By Jane Dreaper
BBC News health correspondent
Amanda Platt is furious at her father-in-law's treatment
Amanda Platt still burns with indignation when she recalls her late father-in-law's dying days in the care of the NHS.
Aged 101, he was sent home from hospital on an hour-long journey in a taxi, wearing ill-fitting pyjamas.
After a five-day stay on a mixed ward, his clothes that were soiled with excrement were put in the same bag as his clean ones.
Salisbury Hospital in Wiltshire says it has apologised to the Platt family.
But Mrs Platt wept as she said: "You just don't do that to people. All he had left was his dignity.
"His hearing aid was squashed and his false teeth were lost. The teeth were brand new - he had insisted on having new ones and they had cost him a lot of money, but he didn't want to ever be seen without his teeth in.
"I was so furious. I think respect in that situation is the same as compassion."
Brigadier John Platt had led his men in a heroic assault across a river in Italy during the Second World War. He was awarded a Distinguished Service Order.

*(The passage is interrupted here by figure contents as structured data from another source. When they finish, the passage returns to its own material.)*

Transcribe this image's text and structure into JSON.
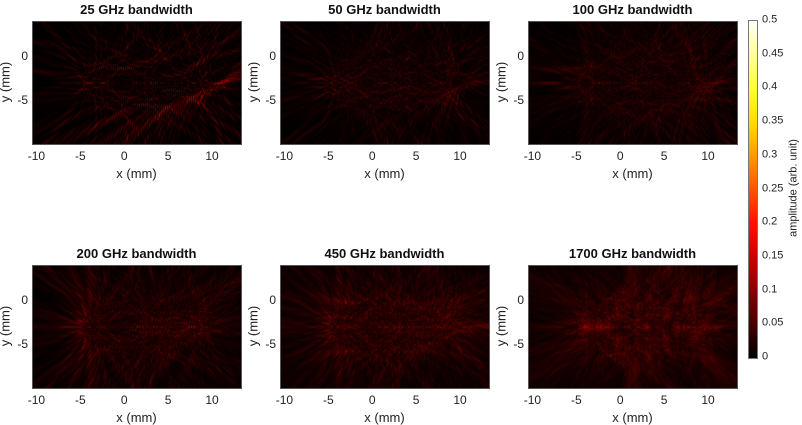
{
  "chart_data": {
    "type": "heatmap",
    "xlabel": "x (mm)",
    "ylabel": "y (mm)",
    "xlim": [
      -10.5,
      13.3
    ],
    "ylim": [
      -10,
      4
    ],
    "xticks": [
      "-10",
      "-5",
      "0",
      "5",
      "10"
    ],
    "xtick_values": [
      -10,
      -5,
      0,
      5,
      10
    ],
    "yticks": [
      "0",
      "-5"
    ],
    "ytick_values": [
      0,
      -5
    ],
    "colormap": "hot",
    "colorbar": {
      "label": "amplitude (arb. unit)",
      "range": [
        0,
        0.5
      ],
      "ticks": [
        "0.5",
        "0.45",
        "0.4",
        "0.35",
        "0.3",
        "0.25",
        "0.2",
        "0.15",
        "0.1",
        "0.05",
        "0"
      ]
    },
    "panels": [
      {
        "title": "25 GHz bandwidth",
        "bandwidth_ghz": 25
      },
      {
        "title": "50 GHz bandwidth",
        "bandwidth_ghz": 50
      },
      {
        "title": "100 GHz bandwidth",
        "bandwidth_ghz": 100
      },
      {
        "title": "200 GHz bandwidth",
        "bandwidth_ghz": 200
      },
      {
        "title": "450 GHz bandwidth",
        "bandwidth_ghz": 450
      },
      {
        "title": "1700 GHz bandwidth",
        "bandwidth_ghz": 1700
      }
    ]
  }
}
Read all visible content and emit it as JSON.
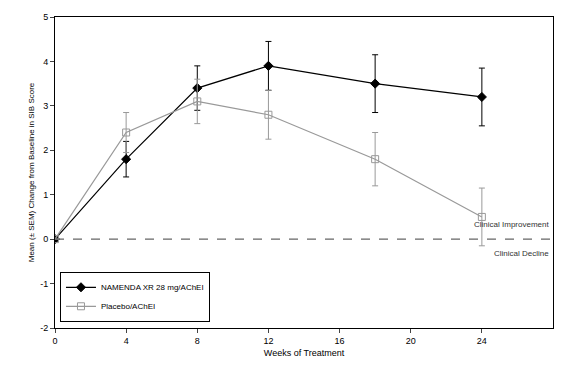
{
  "chart_data": {
    "type": "line",
    "x_label": "Weeks of Treatment",
    "y_label": "Mean (± SEM) Change from Baseline in SIB Score",
    "x": [
      0,
      4,
      8,
      12,
      18,
      24
    ],
    "series": [
      {
        "name": "NAMENDA XR 28 mg/AChEI",
        "color": "#000000",
        "marker": "diamond",
        "line_style": "solid",
        "values": [
          0,
          1.8,
          3.4,
          3.9,
          3.5,
          3.2
        ],
        "errors": [
          0,
          0.4,
          0.5,
          0.55,
          0.65,
          0.65
        ]
      },
      {
        "name": "Placebo/AChEI",
        "color": "#999999",
        "marker": "square-open",
        "line_style": "solid",
        "values": [
          0,
          2.4,
          3.1,
          2.8,
          1.8,
          0.5
        ],
        "errors": [
          0,
          0.45,
          0.5,
          0.55,
          0.6,
          0.65
        ]
      }
    ],
    "xlim": [
      0,
      28
    ],
    "xticks": [
      0,
      4,
      8,
      12,
      16,
      20,
      24
    ],
    "ylim": [
      -2,
      5
    ],
    "yticks": [
      -2,
      -1,
      0,
      1,
      2,
      3,
      4,
      5
    ],
    "reference_line": {
      "y": 0,
      "color": "#666666",
      "line_style": "dash"
    },
    "annotations": [
      {
        "text": "Clinical Improvement",
        "side": "above"
      },
      {
        "text": "Clinical Decline",
        "side": "below"
      }
    ],
    "legend": "lower left",
    "grid": false
  }
}
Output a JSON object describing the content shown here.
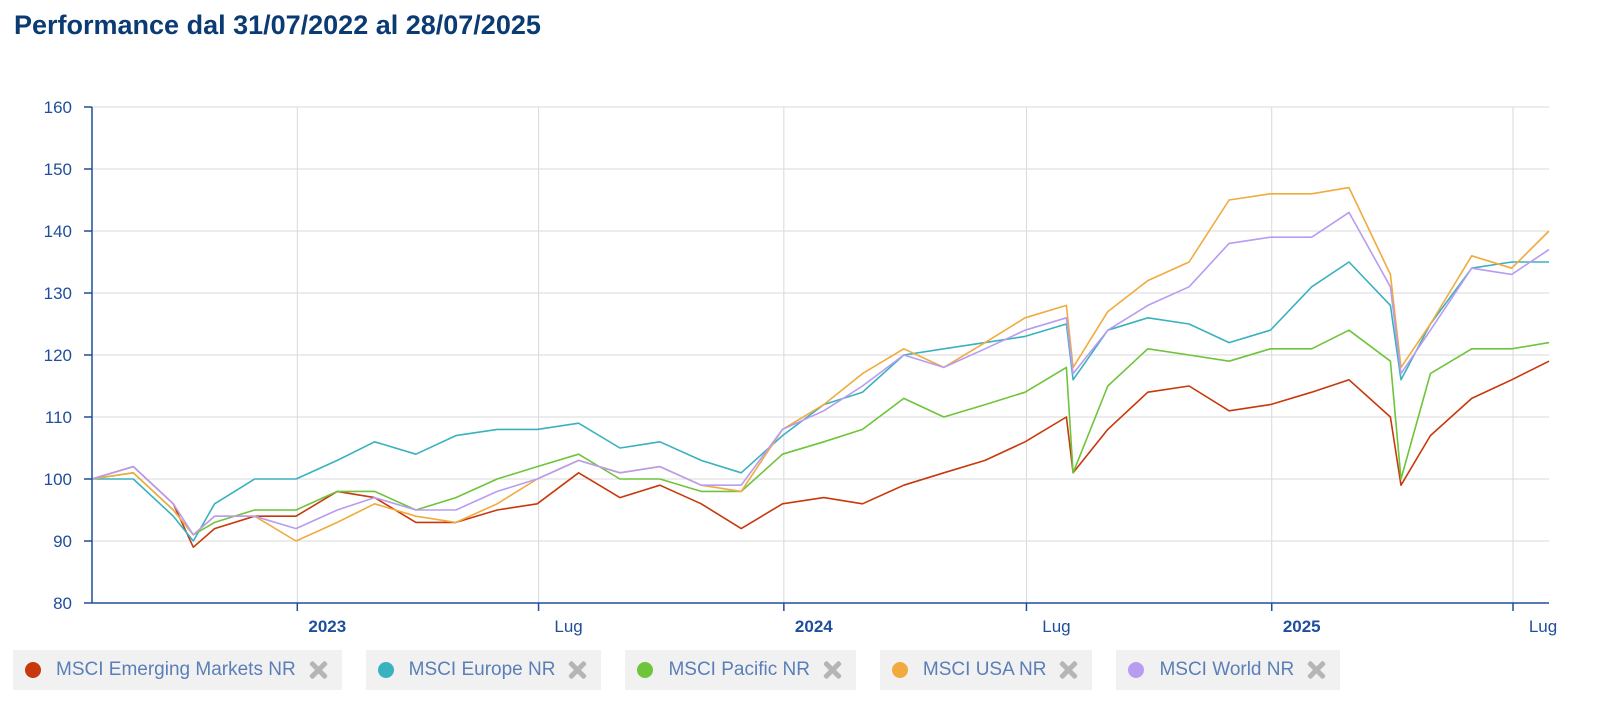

Mrs Platt added: "Everybody's got to die. He was obviously going to die and he wanted to die.
"It wasn't because he was a heavily decorated soldier - but I felt they didn't acknowledge he was an old man of 101 who deserved respect."
Salisbury District Hospital said: "Clearly some aspects of Brigadier Platt's discharge in 2006 were unacceptable and the Trust apologises for any distress that this caused the patient and his family.
"In apologising, the Trust also acknowledges the concerns raised about some of Brigadier Platt's personal effects.
"The Trust takes all complaints seriously so that it can learn from these experiences."
The head of the King's Fund think-tank has told the BBC he is convinced there has been a deterioration in the level of compassion that staff have shown patients in recent years.
Various projects in the NHS are trying to address this issue - especially since Lord Darzi's review emphasised the importance of quality in care.
In a simple exercise at one of London's busiest hospitals - the Royal Free - ward sisters are being encouraged to take 20 minutes to sit and observe what life is like for patients.
Caroline Cahill, from an acute medical ward for older people, has taken part.
She said: "It was interesting to sit and listen - to hear the noise levels and conversations.
"You realise it can be quite aggravating for a patient to sit in a chair and hear this stuff all day."
Other measures include special pegs or warning signs, so that a patient's privacy is maintained when curtains are drawn around a bed.
The nurse running the Royal Free project, Mary Flatley, admits having experienced burnout several times in her career.
A particularly stressful time was when she returned to the wards after a spell in research and was in a busy area, constantly surrounded by death.
She said: "I came back into clinical work again in 2002 and found a very different health service - much more complex and faster.
"There were times when I felt I didn't get support, and that made me feel I was losing my compassion.
"Hospital work has changed dramatically over the past 25 years.
"I was a ward sister in the 1980s and at that time people were in hospital longer. Some patients used to even help on the ward by giving out the tea."
A nurse doing similar work at Barnet and Chase Farm hospital in north London, Charlotte Wilkinson, said: "When I was a cancer patient, I felt like I'd finally graduated from nursing school.
"It made me really appreciate the impact that small things can make on an experience in hospital."
At Great Ormond Street Hospital in London - where the country's sickest children are treated - the chairman, Sir Cyril Chantler, is retiring from the NHS after 45 years.
Experience as a patient
He has had a new heart valve fitted - and agrees with the theory that being a patient makes for a better doctor.
Sir Cyril, who was a paediatrician, said: "I'd have been a much better doctor, during my time as a doctor, if I'd been a patient a bit earlier in my life.
"You've got to like people to be a nurse or a doctor. Our job is to serve the patient.
"You shouldn't be there if you don't think the humanity of medicine is as important as the science.
"Vocation is an old-fasioned word but I believe it's still very important.
"In fact, my experience of interviewing large numbers of young people to go to medical school is that vocation is as alive and well now as it was when I qualified."
The government is developing measures to define quality in the NHS, and ideas about compassion will be included, though pilot schemes have not yet begun.
Privately, ministers say a change of culture is still needed in some parts of the health service.
Staff themselves believe compassion requires the basics to be in place - such as adequate staffing levels.